When we're selling a property, the million dollar question is, 'What is it worth?'. The single most important factor to consider when selling a house is pricing the house correctly.
- Contrary to popular belief it’s not you or your agent that sets the value, it’s the market. So be objective.
- It’s very easy for buyers to do their research these days. All the information is right there on the internet. So don’t expect them to pay for your over capitalised renovations or unrealistic expectations, because they won’t.
- There are 3 P’s to consider when selling your home Price, Presentation and Promotion. When the other 2 P’s are all aligned, without the right Price you are at risk of losing the peak interest of the initial campaign. The first three weeks of any sales campaign are vital. If you set your price too high you could lose potential buyers.
- There are a number of factors you can consider to help you choose the right price tag. Look at similar ‘sold’ or ‘for sale’ properties in your area – ones within about a kilometre of where you live. This will reflect a realistic value of your home.

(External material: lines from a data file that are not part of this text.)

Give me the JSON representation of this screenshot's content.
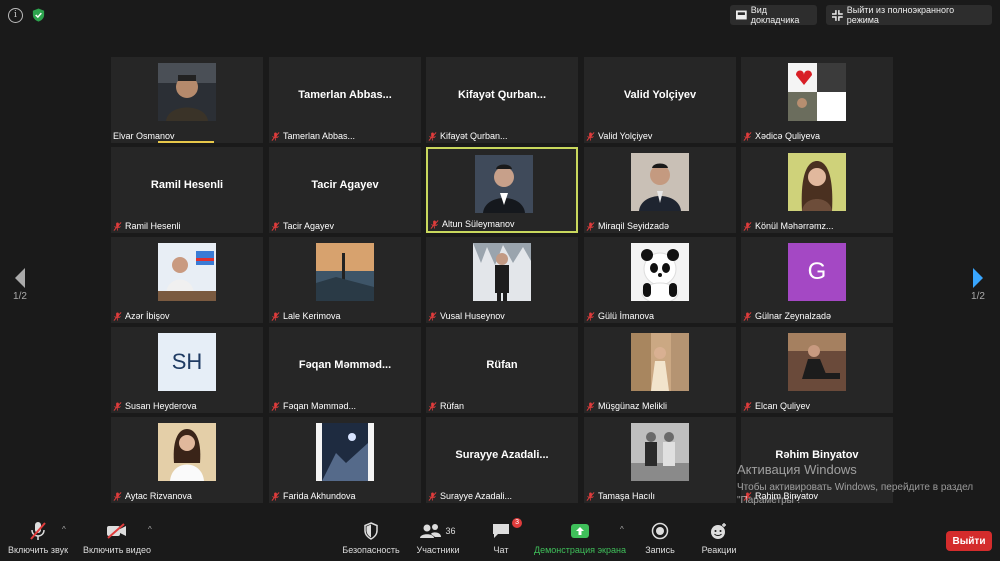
{
  "topbar": {
    "speaker_view": "Вид докладчика",
    "exit_fullscreen": "Выйти из полноэкранного режима"
  },
  "pagination": {
    "left": "1/2",
    "right": "1/2"
  },
  "participants": [
    {
      "name": "Elvar Osmanov",
      "video": true,
      "photo": "person-in-car"
    },
    {
      "name": "Tamerlan  Abbas...",
      "video": false
    },
    {
      "name": "Kifayət  Qurban...",
      "video": false
    },
    {
      "name": "Valid Yolçiyev",
      "video": false
    },
    {
      "name": "Xədicə Quliyeva",
      "video": false,
      "photo": "collage"
    },
    {
      "name": "Ramil Hesenli",
      "video": false
    },
    {
      "name": "Tacir Agayev",
      "video": false
    },
    {
      "name": "Altun Süleymanov",
      "video": false,
      "photo": "man-in-suit",
      "active": true
    },
    {
      "name": "Miraqil Seyidzadə",
      "video": false,
      "photo": "man-in-suit-2"
    },
    {
      "name": "Könül Məhərrəmz...",
      "video": false,
      "photo": "woman-portrait"
    },
    {
      "name": "Azər İbişov",
      "video": false,
      "photo": "man-at-desk"
    },
    {
      "name": "Lale Kerimova",
      "video": false,
      "photo": "sunset-scene"
    },
    {
      "name": "Vusal Huseynov",
      "video": false,
      "photo": "man-in-snow"
    },
    {
      "name": "Gülü İmanova",
      "video": false,
      "photo": "panda"
    },
    {
      "name": "Gülnar Zeynalzadə",
      "video": false,
      "avatar_letter": "G",
      "avatar_color": "#a448c4"
    },
    {
      "name": "Susan Heyderova",
      "video": false,
      "avatar_letter": "SH",
      "avatar_color": "#e6eef7"
    },
    {
      "name": "Fəqan  Məmməd...",
      "video": false
    },
    {
      "name": "Rüfan",
      "video": false
    },
    {
      "name": "Müşgünaz Melikli",
      "video": false,
      "photo": "woman-old-town"
    },
    {
      "name": "Elcan Quliyev",
      "video": false,
      "photo": "man-sitting"
    },
    {
      "name": "Aytac Rizvanova",
      "video": false,
      "photo": "woman-white"
    },
    {
      "name": "Farida Akhundova",
      "video": false,
      "photo": "night-scene"
    },
    {
      "name": "Surayye  Azadali...",
      "video": false
    },
    {
      "name": "Tamaşa Hacılı",
      "video": false,
      "photo": "couple-bw"
    },
    {
      "name": "Rəhim Binyatov",
      "video": false
    }
  ],
  "watermark": {
    "line1": "Активация Windows",
    "line2": "Чтобы активировать Windows, перейдите в раздел \"Параметры\"."
  },
  "toolbar": {
    "mute": "Включить звук",
    "video": "Включить видео",
    "security": "Безопасность",
    "participants": "Участники",
    "participants_count": "36",
    "chat": "Чат",
    "chat_badge": "3",
    "share": "Демонстрация экрана",
    "record": "Запись",
    "reactions": "Реакции",
    "leave": "Выйти"
  },
  "colors": {
    "active_border": "#c9d85d",
    "share_green": "#3fbf5a",
    "leave_red": "#d42c2c",
    "muted_red": "#e03c3c"
  }
}
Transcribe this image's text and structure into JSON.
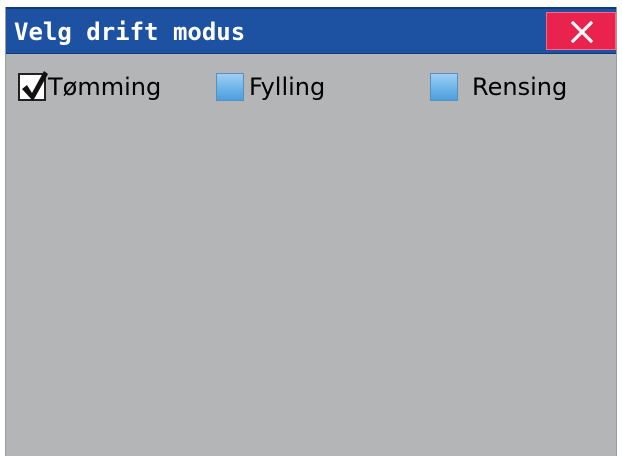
{
  "window": {
    "title": "Velg drift modus",
    "close_icon": "close-x-icon"
  },
  "options": [
    {
      "label": "Tømming",
      "checked": true
    },
    {
      "label": "Fylling",
      "checked": false
    },
    {
      "label": "Rensing",
      "checked": false
    }
  ],
  "colors": {
    "titlebar": "#1d51a1",
    "close_button": "#e9234e",
    "panel": "#b3b5b6",
    "checkbox_unchecked": "#6cb4e8"
  }
}
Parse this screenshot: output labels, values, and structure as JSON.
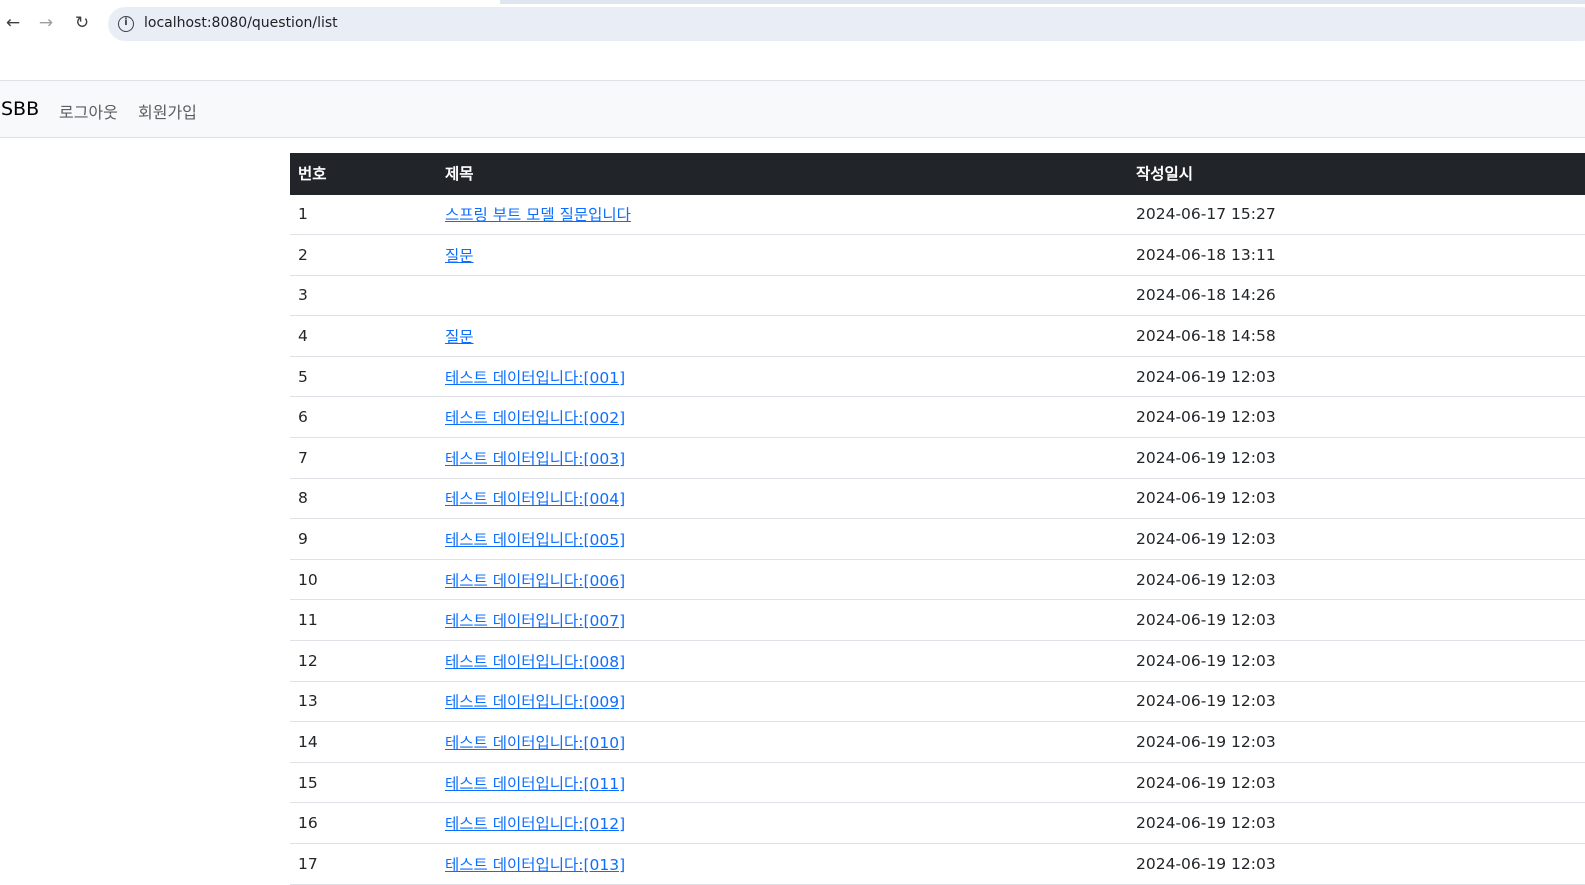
{
  "browser": {
    "url": "localhost:8080/question/list",
    "back_icon": "←",
    "forward_icon": "→",
    "reload_icon": "↻",
    "info_icon": "i"
  },
  "navbar": {
    "brand": "SBB",
    "links": [
      "로그아웃",
      "회원가입"
    ]
  },
  "table": {
    "headers": [
      "번호",
      "제목",
      "작성일시"
    ],
    "rows": [
      {
        "num": "1",
        "subject": "스프링 부트 모델 질문입니다",
        "date": "2024-06-17 15:27"
      },
      {
        "num": "2",
        "subject": "질문",
        "date": "2024-06-18 13:11"
      },
      {
        "num": "3",
        "subject": "",
        "date": "2024-06-18 14:26"
      },
      {
        "num": "4",
        "subject": "질문",
        "date": "2024-06-18 14:58"
      },
      {
        "num": "5",
        "subject": "테스트 데이터입니다:[001]",
        "date": "2024-06-19 12:03"
      },
      {
        "num": "6",
        "subject": "테스트 데이터입니다:[002]",
        "date": "2024-06-19 12:03"
      },
      {
        "num": "7",
        "subject": "테스트 데이터입니다:[003]",
        "date": "2024-06-19 12:03"
      },
      {
        "num": "8",
        "subject": "테스트 데이터입니다:[004]",
        "date": "2024-06-19 12:03"
      },
      {
        "num": "9",
        "subject": "테스트 데이터입니다:[005]",
        "date": "2024-06-19 12:03"
      },
      {
        "num": "10",
        "subject": "테스트 데이터입니다:[006]",
        "date": "2024-06-19 12:03"
      },
      {
        "num": "11",
        "subject": "테스트 데이터입니다:[007]",
        "date": "2024-06-19 12:03"
      },
      {
        "num": "12",
        "subject": "테스트 데이터입니다:[008]",
        "date": "2024-06-19 12:03"
      },
      {
        "num": "13",
        "subject": "테스트 데이터입니다:[009]",
        "date": "2024-06-19 12:03"
      },
      {
        "num": "14",
        "subject": "테스트 데이터입니다:[010]",
        "date": "2024-06-19 12:03"
      },
      {
        "num": "15",
        "subject": "테스트 데이터입니다:[011]",
        "date": "2024-06-19 12:03"
      },
      {
        "num": "16",
        "subject": "테스트 데이터입니다:[012]",
        "date": "2024-06-19 12:03"
      },
      {
        "num": "17",
        "subject": "테스트 데이터입니다:[013]",
        "date": "2024-06-19 12:03"
      }
    ]
  }
}
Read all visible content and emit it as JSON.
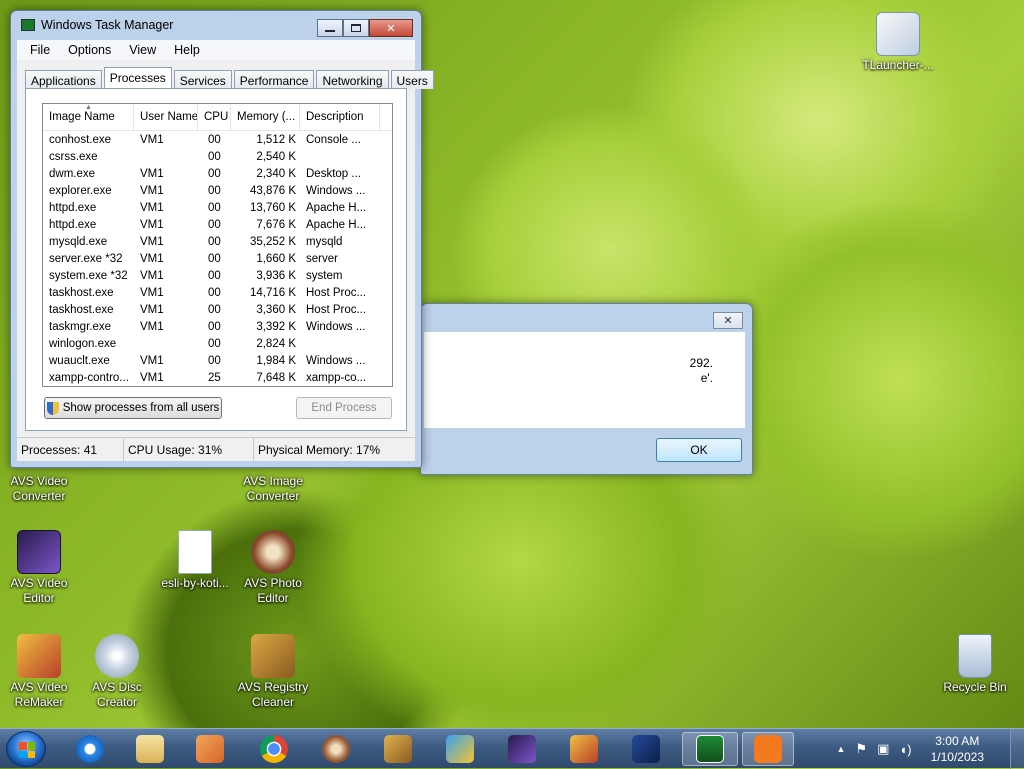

- When looking at current for sale properties, be sure to look at the number of days on the market, this will assist in determining if the property is possibly overpriced.
- But beware! Make sure you are comparing like for like. Look at location first, then size of the property as well as the block and possibly the unimproved value, if it is a house, and lastly condition and features.
- If your neighbourhood has a 'right side of the tracks' and 'wrong side' only choose properties on the same side as you.
- It’s your agent’s job to market your property and negotiate for you – but they can’t do that if the offers have dried up. An initial lower selling price could stimulate bidding or multiple offers which will possibly drive your final sale price up.
- Finally think about the consequences of rejecting an offer lower than you expected - it could be better to cut your losses and move on.